Note that when combining SPWs, only one set of solutions are written. These solutions are indexed by the lowest numbered SPW that was used. So the solutions created by combining SPWs 0~5 were written out as the solutions of SPW 0, and the solutions created by combining SPWs 12~15 were written out as the solutions of SPW 12. If we were to apply these solutions in the typical fashion, applycal would not see solutions for SPWs 1~5 or 13~15 and the data would not be corrected. Therefore, we must use the spwmap parameter of applycal to map the combined solutions back onto all the SPWs from which they were derived.
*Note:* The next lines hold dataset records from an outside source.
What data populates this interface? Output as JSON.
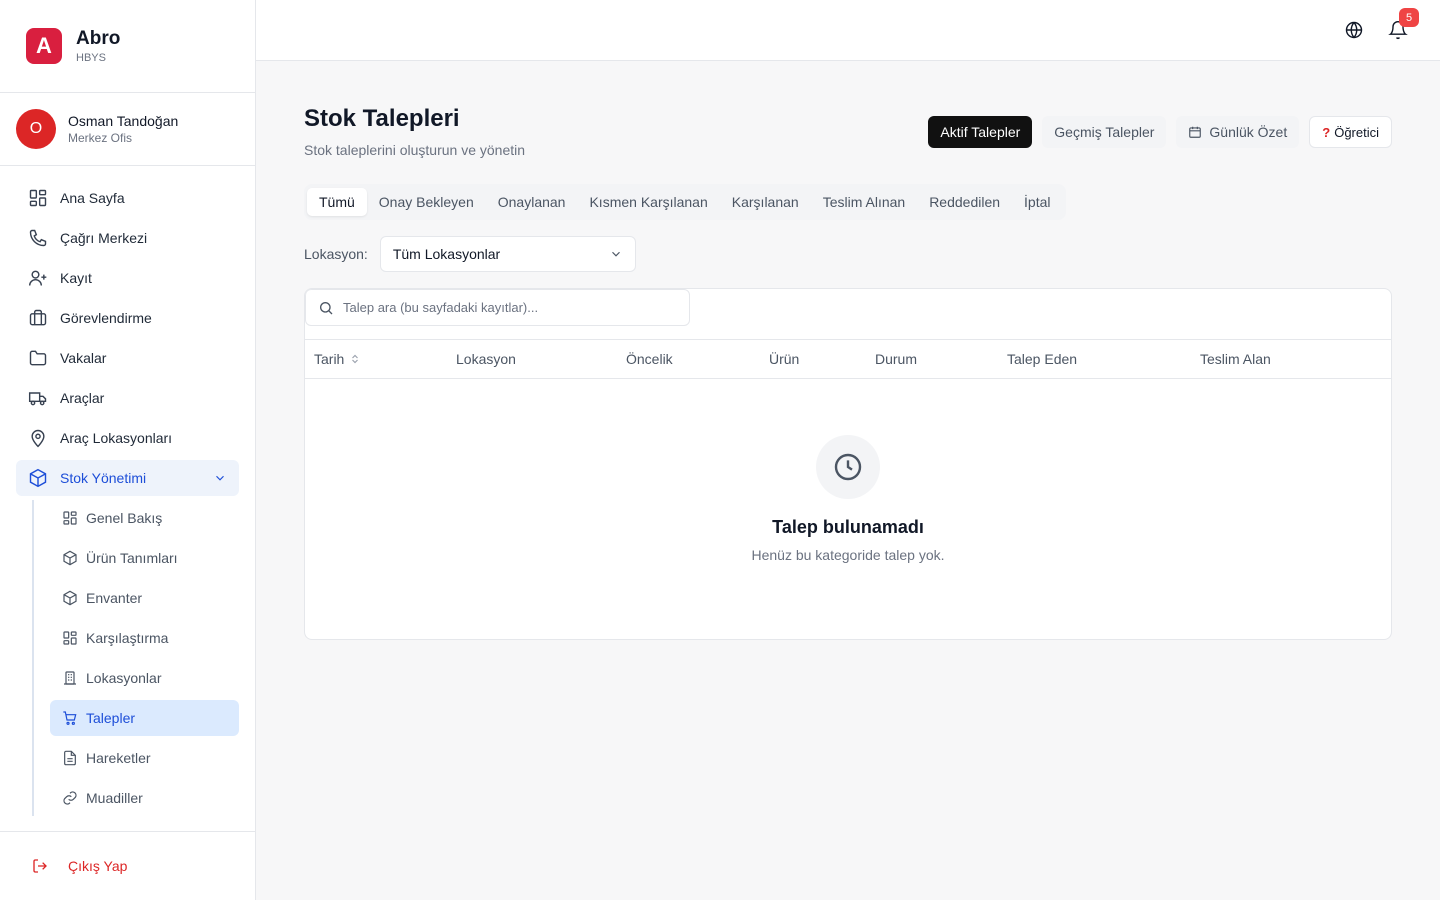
{
  "brand": {
    "logo_letter": "A",
    "name": "Abro",
    "subtitle": "HBYS",
    "color": "#d91f3f"
  },
  "user": {
    "initial": "O",
    "name": "Osman Tandoğan",
    "role": "Merkez Ofis"
  },
  "sidebar": {
    "items": [
      {
        "label": "Ana Sayfa",
        "icon": "grid-icon"
      },
      {
        "label": "Çağrı Merkezi",
        "icon": "phone-icon"
      },
      {
        "label": "Kayıt",
        "icon": "user-plus-icon"
      },
      {
        "label": "Görevlendirme",
        "icon": "briefcase-icon"
      },
      {
        "label": "Vakalar",
        "icon": "folder-icon"
      },
      {
        "label": "Araçlar",
        "icon": "truck-icon"
      },
      {
        "label": "Araç Lokasyonları",
        "icon": "map-pin-icon"
      },
      {
        "label": "Stok Yönetimi",
        "icon": "package-icon",
        "expanded": true
      }
    ],
    "stock_sub": [
      {
        "label": "Genel Bakış",
        "icon": "grid-icon"
      },
      {
        "label": "Ürün Tanımları",
        "icon": "package-icon"
      },
      {
        "label": "Envanter",
        "icon": "package-icon"
      },
      {
        "label": "Karşılaştırma",
        "icon": "grid-icon"
      },
      {
        "label": "Lokasyonlar",
        "icon": "building-icon"
      },
      {
        "label": "Talepler",
        "icon": "cart-icon",
        "active": true
      },
      {
        "label": "Hareketler",
        "icon": "file-icon"
      },
      {
        "label": "Muadiller",
        "icon": "link-icon"
      }
    ],
    "logout": "Çıkış Yap"
  },
  "topbar": {
    "notification_count": "5"
  },
  "page": {
    "title": "Stok Talepleri",
    "subtitle": "Stok taleplerini oluşturun ve yönetin",
    "actions": {
      "active": "Aktif Talepler",
      "past": "Geçmiş Talepler",
      "daily": "Günlük Özet",
      "tutorial_mark": "?",
      "tutorial": "Öğretici"
    },
    "tabs": [
      "Tümü",
      "Onay Bekleyen",
      "Onaylanan",
      "Kısmen Karşılanan",
      "Karşılanan",
      "Teslim Alınan",
      "Reddedilen",
      "İptal"
    ],
    "location_label": "Lokasyon:",
    "location_value": "Tüm Lokasyonlar",
    "search_placeholder": "Talep ara (bu sayfadaki kayıtlar)...",
    "columns": [
      "Tarih",
      "Lokasyon",
      "Öncelik",
      "Ürün",
      "Durum",
      "Talep Eden",
      "Teslim Alan"
    ],
    "empty": {
      "title": "Talep bulunamadı",
      "subtitle": "Henüz bu kategoride talep yok."
    }
  }
}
The following calls to applycal demonstrate this.
First, apply the solutions from scans 3 and 5, which combined all of the SPWs.
# in CASA
applycal(vis='obj.ms',gaintable='selfcal_combine_spw_scan_3and5.tb',interp='nearest',scan='3,5',spw='',spwmap=16*[0])
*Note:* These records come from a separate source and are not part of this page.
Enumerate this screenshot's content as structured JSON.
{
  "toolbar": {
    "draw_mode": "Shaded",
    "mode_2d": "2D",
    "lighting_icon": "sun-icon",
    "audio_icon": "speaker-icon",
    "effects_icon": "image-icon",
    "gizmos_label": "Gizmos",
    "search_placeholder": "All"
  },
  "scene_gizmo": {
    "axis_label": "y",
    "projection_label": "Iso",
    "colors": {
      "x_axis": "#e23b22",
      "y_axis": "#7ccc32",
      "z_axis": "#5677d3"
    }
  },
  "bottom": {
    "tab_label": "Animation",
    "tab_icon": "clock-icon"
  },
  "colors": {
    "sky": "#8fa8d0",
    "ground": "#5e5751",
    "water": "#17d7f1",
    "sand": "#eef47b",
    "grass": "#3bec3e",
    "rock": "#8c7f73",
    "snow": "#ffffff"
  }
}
- gaintable='selfcal_combine_spw_scan_3and5.tb':'Name the calibration tables something intuitive to distinguish each one.
- interp='nearest': Correct the visibilities using the solution from the closest time interval.
- scan='3,5' : To select scans 3 and 5 for correction.
- spw= : To select all SPWs for correction.
- spwmap=16*[0]: To map the solutions from SPW 0 to all 16 SPWs.
Then apply the solutions from scan 7. We will need to map the solutions from SPW 0 to SPWs 0~5, the solutions from SPWs 6~11 to themselves, and the solutions from SPW 12 to SPWs 12~15.
# in CASA
applycal(vis='obj.ms',gaintable='selfcal_combine_spw_scan7.tb',interp='nearest',scan='7',spw='',spwmap=6*[0]+range(6,12)+4*[12])
- gaintable='selfcal_combine_spw_scan7.tb':'Name the calibration tables something intuitive to distinguish each one.
- interp='nearest': Correct the visibilities using the solution from the closest time interval.
- spw= : To select all SPWs for correction.
- scan='7' : To select scans 3 and 5 for correction.
- spwmap=6*[0]+range(6,12)+4*[12]: To map the solutions from SPW 0 to all 16 SPWs.